Historically ratio of gold to silver in 80s was just 16 to 20 (When the gold reached $ 800 the silver peaked at $ 50 giving Gold/Silver ratio of only 16. In that case, why our projections give Gold a target of 6400 and only $ 80 to Silver? It should have been $400. But not so, because Silver is no substitute of gold anywhere. It is available plenty and also, an industrial metal. Every copper producer has a bye-product of Silver. Gold is never a significant bye-product of any mining operation. Further, the industrial demand of Silver may gain if new cell battery known as “Ag-Zn” (Silver Zinc battery) replaces the Ni-Cd or Lithium battery. The new Ag-Zn battery is reported to be super conductor of electricity and heat, far superior to any other battery in the market place. It also implies that Ni and Cadmium prices will turn softer due to lesser industrial demand.
- I have a Gold Target of $ 1500 (by March, 2010), $ 1800 (June, 2010), $ 2100 (Sep 2010), $2400 (Mar 2011), $2800 (Dec 2011) and $3200 (June 2012) in normal circumstances due to investor’s demand and weakness in currency WITHOUT taking into account the short covering related rise or additional Central Bank purchase (such as India)
- The target could be higher by 50% and time shorter by 25%. If the short covering takes place, Add 50% to the above target price.
- Dollar weakness will add more. The dollar has more credential to go lower.
- However, if the Obama Administration adopts the measures suggested in my book, the fall of dollar would be arrested or reversed.

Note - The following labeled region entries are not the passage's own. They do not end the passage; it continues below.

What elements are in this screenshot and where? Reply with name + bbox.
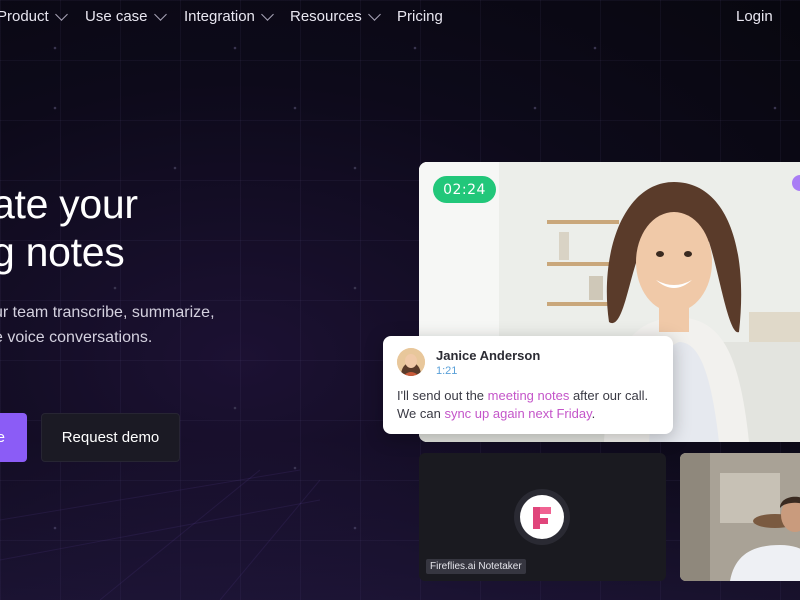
nav-item-label: Resources: [290, 8, 362, 25]
nav-item-label: Product: [0, 8, 49, 25]
transcript-highlight: meeting notes: [487, 388, 570, 403]
login-label: Login: [736, 8, 773, 25]
primary-cta-button[interactable]: e: [0, 413, 27, 462]
transcript-text-part: I'll send out the: [397, 388, 488, 403]
nav-item-pricing[interactable]: Pricing: [397, 8, 443, 25]
nav-item-label: Integration: [184, 8, 255, 25]
avatar-icon: [397, 348, 425, 376]
transcript-highlight: sync up again next Friday: [444, 406, 592, 421]
call-timer: 02:24: [433, 176, 496, 203]
nav-item-resources[interactable]: Resources: [290, 7, 381, 25]
top-nav: Product Use case Integration Resources P…: [0, 0, 800, 34]
participant-video-tile: [680, 453, 800, 581]
nav-item-integration[interactable]: Integration: [184, 7, 274, 25]
transcript-card: Janice Anderson 1:21 I'll send out the m…: [383, 336, 673, 434]
hero-headline: ate your g notes: [0, 180, 138, 276]
request-demo-label: Request demo: [61, 429, 160, 446]
login-link[interactable]: Login: [736, 8, 773, 25]
nav-item-product[interactable]: Product: [0, 7, 68, 25]
call-timer-value: 02:24: [443, 181, 486, 198]
nav-item-use-case[interactable]: Use case: [85, 7, 167, 25]
transcript-text-part: .: [591, 406, 596, 421]
speaker-name: Janice Anderson: [436, 348, 541, 363]
fireflies-logo-icon: [520, 495, 564, 539]
speaker-timestamp: 1:21: [436, 365, 458, 377]
headline-line-1: ate your: [0, 181, 138, 227]
request-demo-button[interactable]: Request demo: [41, 413, 180, 462]
chevron-down-icon: [367, 7, 381, 21]
nav-item-label: Pricing: [397, 8, 443, 25]
primary-cta-label: e: [0, 429, 5, 446]
transcript-text: I'll send out the meeting notes after ou…: [397, 387, 667, 423]
chevron-down-icon: [153, 7, 167, 21]
nav-item-label: Use case: [85, 8, 148, 25]
chevron-down-icon: [261, 7, 274, 21]
headline-line-2: g notes: [0, 229, 125, 275]
hero-subtext: ur team transcribe, summarize, e voice c…: [0, 300, 215, 350]
participant-image: [680, 453, 800, 581]
subtext-line-1: ur team transcribe, summarize,: [0, 304, 215, 321]
subtext-line-2: e voice conversations.: [0, 329, 153, 346]
notetaker-label: Fireflies.ai Notetaker: [426, 559, 526, 574]
chevron-down-icon: [54, 7, 68, 21]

- However, the gold prices of other countries will rise due to weakening of local currency. In U$ terms they would be corrected.
- If dollar is demonetized or reverse split (cancelling current dollars and replacing them 5 to 1), then the price of Gold will decline to reflect the reconstituted currency.

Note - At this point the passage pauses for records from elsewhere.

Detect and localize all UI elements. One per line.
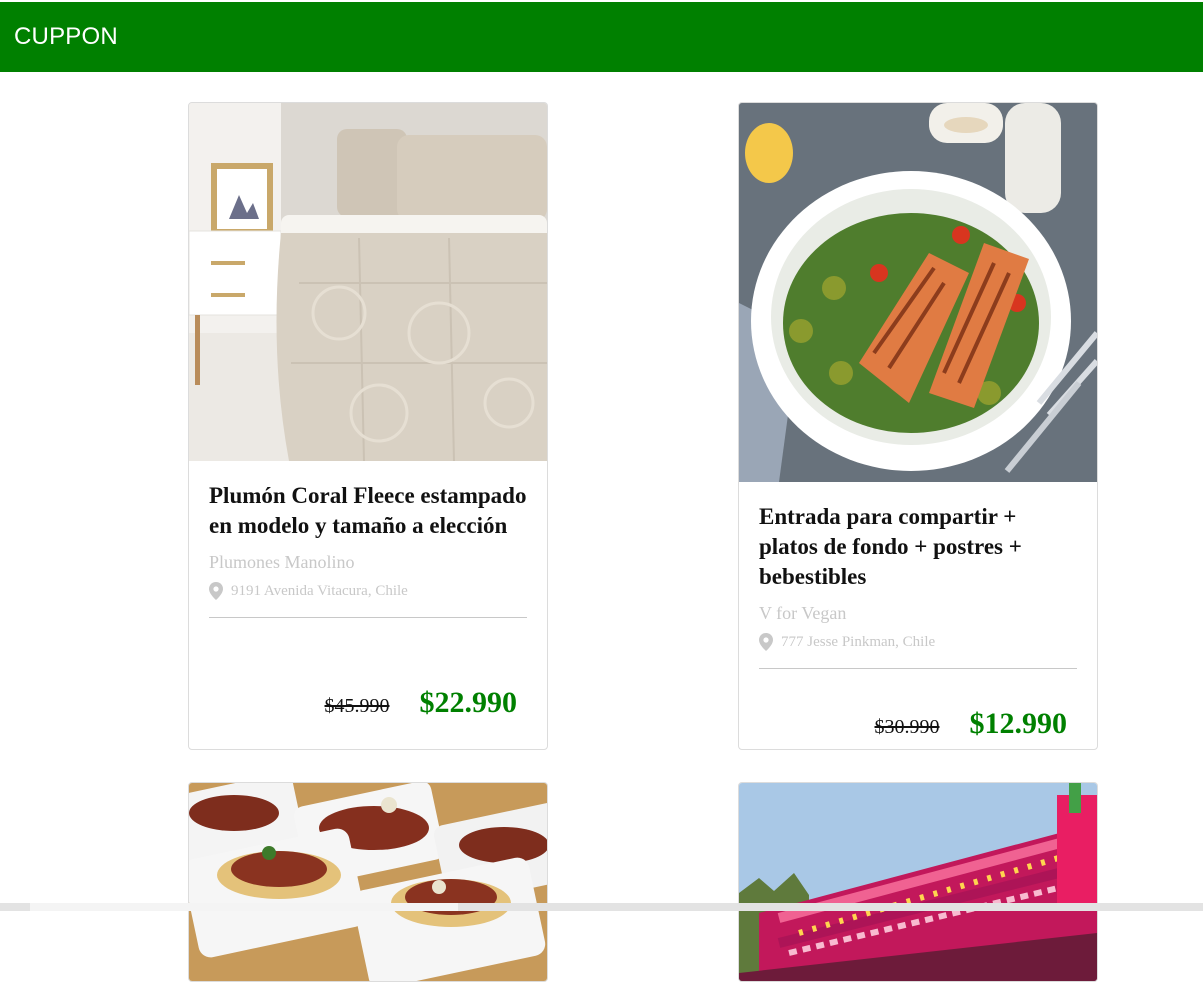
- map-pin-icon: [209, 582, 223, 600]
- deal-image-amusement-ride[interactable]: [739, 783, 1097, 981]
- deal-image-salmon-salad[interactable]: [739, 103, 1097, 482]
- deal-price: $12.990: [969, 707, 1068, 740]
- deal-image-bedding[interactable]: [189, 103, 547, 461]
- price-row: $30.990 $12.990: [875, 707, 1068, 741]
- card-divider: [759, 668, 1077, 669]
- scrollbar-thumb[interactable]: [30, 903, 458, 911]
- original-price: $45.990: [324, 695, 390, 717]
- card-divider: [209, 617, 527, 618]
- deal-location: 9191 Avenida Vitacura, Chile: [209, 581, 527, 601]
- deal-location: 777 Jesse Pinkman, Chile: [759, 632, 1077, 652]
- deal-card[interactable]: [188, 782, 548, 982]
- deal-card[interactable]: Plumón Coral Fleece estampado en modelo …: [188, 102, 548, 750]
- deal-card[interactable]: [738, 782, 1098, 982]
- horizontal-scrollbar[interactable]: [0, 903, 1203, 911]
- price-row: $45.990 $22.990: [325, 686, 518, 720]
- deal-address: 777 Jesse Pinkman, Chile: [781, 634, 936, 650]
- deal-price: $22.990: [419, 686, 518, 719]
- merchant-name: V for Vegan: [759, 603, 847, 623]
- deal-title[interactable]: Plumón Coral Fleece estampado en modelo …: [209, 481, 527, 541]
- map-pin-icon: [759, 633, 773, 651]
- deal-card[interactable]: Entrada para compartir + platos de fondo…: [738, 102, 1098, 750]
- deal-image-spaghetti[interactable]: [189, 783, 547, 981]
- merchant-name: Plumones Manolino: [209, 552, 355, 572]
- header-bar: CUPPON: [0, 2, 1203, 72]
- brand-logo[interactable]: CUPPON: [14, 23, 118, 51]
- deal-address: 9191 Avenida Vitacura, Chile: [231, 583, 408, 599]
- deal-title[interactable]: Entrada para compartir + platos de fondo…: [759, 502, 1077, 592]
- original-price: $30.990: [874, 716, 940, 738]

- In less than 30 months, if the present liberal monetary policy is pursued, and short covering does take place, the gold price could rise to $ 6400 in 30 months. Some major banks in the world could be busted. (2 from USA, 2 from UK, One from Europe) and One from Switzerland)
- Once the gold therefore rises to $ 3200 or about, the investors may adopt the trading strategy. Until then, they can afford to buy and hold for a period between 12 months to 18 months.
- There could be predominant selling from India, including Central Bank to book profit. Many may be tempted to sell gold and buy home which is the average dream of any young person. You have to allow reduction of prices on account of this factor.
- The current prices of $1200 are therefore screaming bargain. They are still at 50% discount to inflation adjusted dollars.
- The investor must read my book “Sub Prime Resolved” that cost only $ 59.95. It is advisable to spend $ 60 before committing large resources for investment into Gold or Silver.
- If he disagrees wit the finding on Gold chapter, he may not adhere to above targets, but may scale down by 30% to 50%.
- He may ignore the effect of short covering.
- The investor may use the following table as guide. The figures input are dummy. See Excel spreadsheet for Download. The investors may use it to input their own variables.
Anil Selarka, Author (Kalidas)
Hong Kong, Ref: 09-035A of 2009.12.02
Please note that this is the considered opinion of the author. The author is not liable or responsible for any loss or damage the investor may suffer if the situation does not develop as intended or forecast. This article is meant for only experienced investor or professionals who understand the vagaries of trade.